The greatest uncertainty in this study comes from the spread of climate sensitivities, Munday tells Carbon Brief.

He elaborates:

“This means that although we simulate the impacts from extremely optimistic mitigation scenarios, there is a chance that the Earth’s climate sensitivity is much higher than we expect, and so, small but significant risks of short- and long-term forest ecosystem impacts exist in spite of the choice of these strong-mitigation scenarios.”

In other words, if climate sensitivity is higher than expected, forests could face harmful impacts even under low emissions scenarios. 

Dr David McKay – a lecturer in geography, climate change and society at the University of Sussex – is the lead author of the 2022 study. He tells Carbon Brief that the new paper “shows the value in focusing not just on model averages, but also exploring a wide range of possible futures to capture potential ‘low probability, high impact’ outcomes”. He adds:

“[The study shows] how negative emissions to reduce warming might help restabilise these forests in future if we do overshoot 1.5C, but as such large-scale CO2 removal remains hypothetical, we shouldn’t assume we can rely on this in practice.”

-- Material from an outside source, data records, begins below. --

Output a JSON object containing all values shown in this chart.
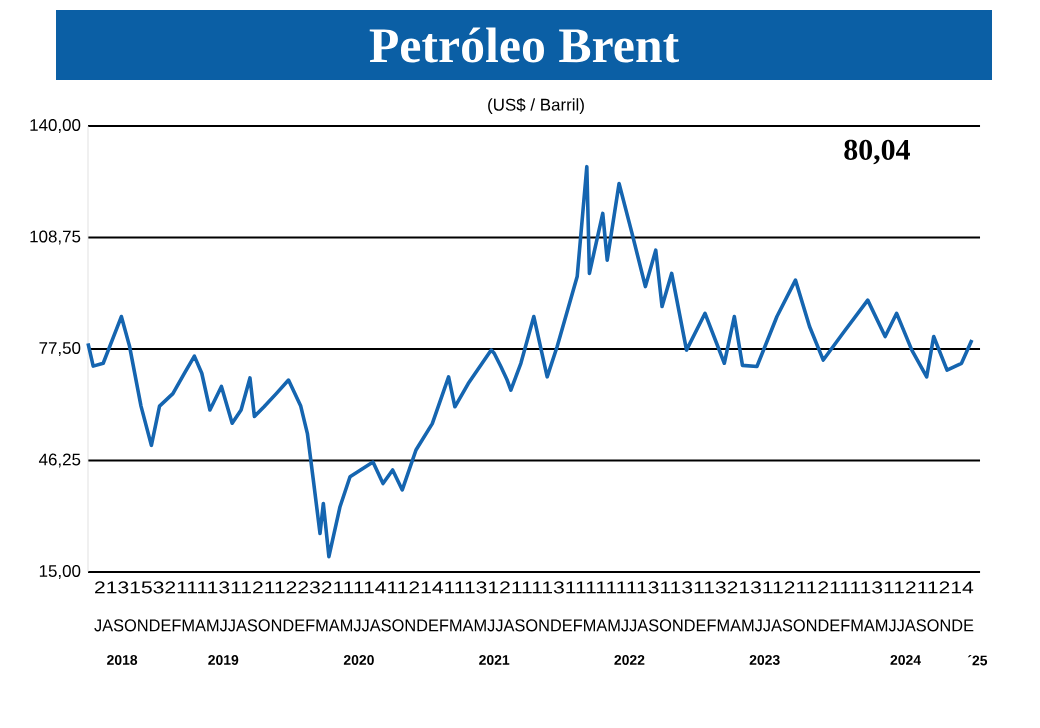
{
  "chart_data": {
    "type": "line",
    "title": "Petróleo Brent",
    "subtitle": "(US$ / Barril)",
    "annotations": [
      "80,04",
      "2131532111131121122321111411214111312111131111111131131132131121121111311211214",
      "JASONDEFMAMJJASONDEFMAMJJASONDEFMAMJJASONDEFMAMJJASONDEFMAMJJASONDEFMAMJJASONDE"
    ],
    "color": "#1565b0",
    "grid": "y",
    "x": [
      "2018-07-01",
      "2018-07-15",
      "2018-08-11",
      "2018-08-29",
      "2018-09-29",
      "2018-10-21",
      "2018-11-21",
      "2018-12-19",
      "2019-01-10",
      "2019-02-15",
      "2019-03-18",
      "2019-04-14",
      "2019-05-04",
      "2019-05-26",
      "2019-06-26",
      "2019-07-25",
      "2019-08-18",
      "2019-09-11",
      "2019-09-23",
      "2019-10-19",
      "2019-11-21",
      "2019-12-24",
      "2020-01-26",
      "2020-02-13",
      "2020-02-29",
      "2020-03-18",
      "2020-03-27",
      "2020-04-11",
      "2020-05-11",
      "2020-06-07",
      "2020-08-08",
      "2020-09-04",
      "2020-09-30",
      "2020-10-26",
      "2020-12-02",
      "2021-01-15",
      "2021-02-28",
      "2021-03-17",
      "2021-04-22",
      "2021-06-23",
      "2021-07-01",
      "2021-07-19",
      "2021-08-05",
      "2021-08-15",
      "2021-09-11",
      "2021-10-16",
      "2021-11-21",
      "2021-12-18",
      "2022-02-10",
      "2022-03-08",
      "2022-03-15",
      "2022-04-20",
      "2022-05-02",
      "2022-06-03",
      "2022-07-08",
      "2022-08-13",
      "2022-09-10",
      "2022-09-27",
      "2022-10-23",
      "2022-12-02",
      "2023-01-21",
      "2023-03-14",
      "2023-04-10",
      "2023-05-02",
      "2023-06-10",
      "2023-08-03",
      "2023-09-22",
      "2023-10-30",
      "2023-12-06",
      "2024-01-28",
      "2024-04-04",
      "2024-05-21",
      "2024-06-21",
      "2024-08-01",
      "2024-09-10",
      "2024-09-29",
      "2024-11-04",
      "2024-12-13",
      "2025-01-10"
    ],
    "values": [
      79.1,
      72.7,
      73.5,
      78.3,
      86.6,
      78.3,
      61.5,
      50.5,
      61.5,
      65,
      70.7,
      75.5,
      70.7,
      60.4,
      67,
      56.7,
      60.4,
      69.4,
      58.6,
      61.3,
      65,
      68.8,
      61.5,
      53.8,
      40.8,
      25.8,
      34.2,
      19.3,
      33.3,
      41.7,
      45.8,
      39.8,
      43.6,
      38,
      49.2,
      56.6,
      69.7,
      61.3,
      67.8,
      77.2,
      76.3,
      72.6,
      68.8,
      66,
      73.5,
      86.6,
      69.7,
      78.2,
      97.8,
      128.6,
      98.7,
      115.5,
      102.4,
      123.9,
      109.9,
      95,
      105.2,
      89.4,
      98.7,
      77.2,
      87.5,
      73.5,
      86.6,
      72.9,
      72.6,
      86.6,
      96.8,
      83.8,
      74.4,
      81.9,
      91.2,
      81,
      87.5,
      77.2,
      69.7,
      81,
      71.6,
      73.5,
      80.0
    ],
    "xlim": [
      "2018-07-01",
      "2025-02-01"
    ],
    "ylim": [
      15,
      140
    ],
    "yticks": [
      {
        "value": 15,
        "label": "15,00"
      },
      {
        "value": 46.25,
        "label": "46,25"
      },
      {
        "value": 77.5,
        "label": "77,50"
      },
      {
        "value": 108.75,
        "label": "108,75"
      },
      {
        "value": 140,
        "label": "140,00"
      }
    ],
    "xticks": [
      {
        "value": "2018-10-01",
        "label": "2018"
      },
      {
        "value": "2019-07-01",
        "label": "2019"
      },
      {
        "value": "2020-07-01",
        "label": "2020"
      },
      {
        "value": "2021-07-01",
        "label": "2021"
      },
      {
        "value": "2022-07-01",
        "label": "2022"
      },
      {
        "value": "2023-07-01",
        "label": "2023"
      },
      {
        "value": "2024-07-15",
        "label": "2024"
      },
      {
        "value": "2025-01-25",
        "label": "´25"
      }
    ]
  }
}
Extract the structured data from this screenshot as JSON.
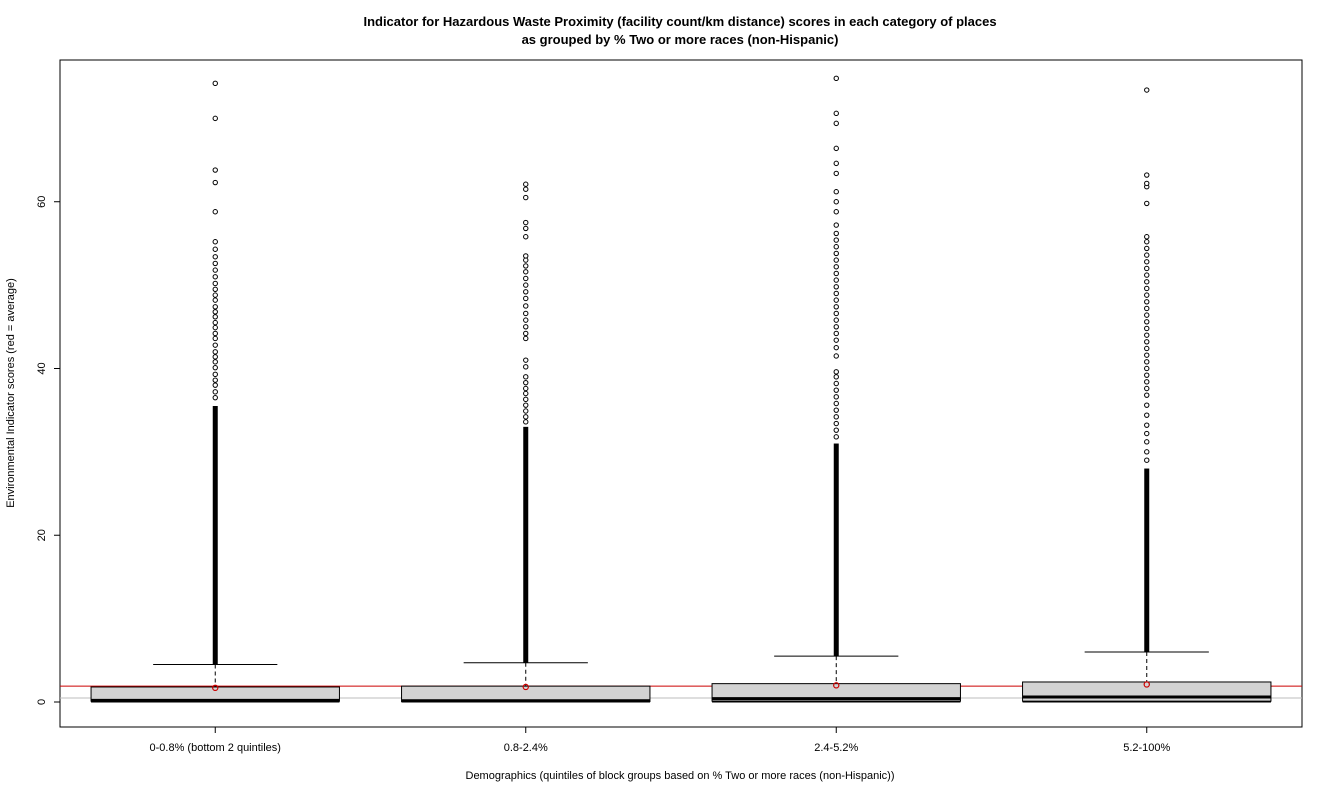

However, McKay also notes some uncertainties in the models used. Mckay tells Carbon Brief that the vegetation model used in this study doesn’t include fire and “has some limitations around soil moisture stress and vegetation in the tundra”. These are “likely important for resolving potential tipping points in these biomes”.

Therefore, he adds, the study “doesn’t show how regional tipping points could potentially further amplify and lock-in these future forest shifts, even with negative emissions”. 

Dr David Lapola is researcher at the University of Campinas in Brazil and was not involved in the study. He also warns that vegetation models provide a “poor representation of how CO2 may affect these forests directly”. Lapola argues that scientists must “collect field data to make any new advancement with models”. 

Nevertheless, Lapola tells Carbon Brief that studies such as this will be “extremely useful” for the IPCC’s upcoming seventh assessment cycle, which will include a dedicated chapter on tipping points and other “low-likelihood high impact events” for the first time.

Study author Jones tells Carbon Brief that overshooting 1.5C leaves forest ecosystems “exposed to more risk than [they] need to be”. The findings show that “we can’t afford complacency”, he warns.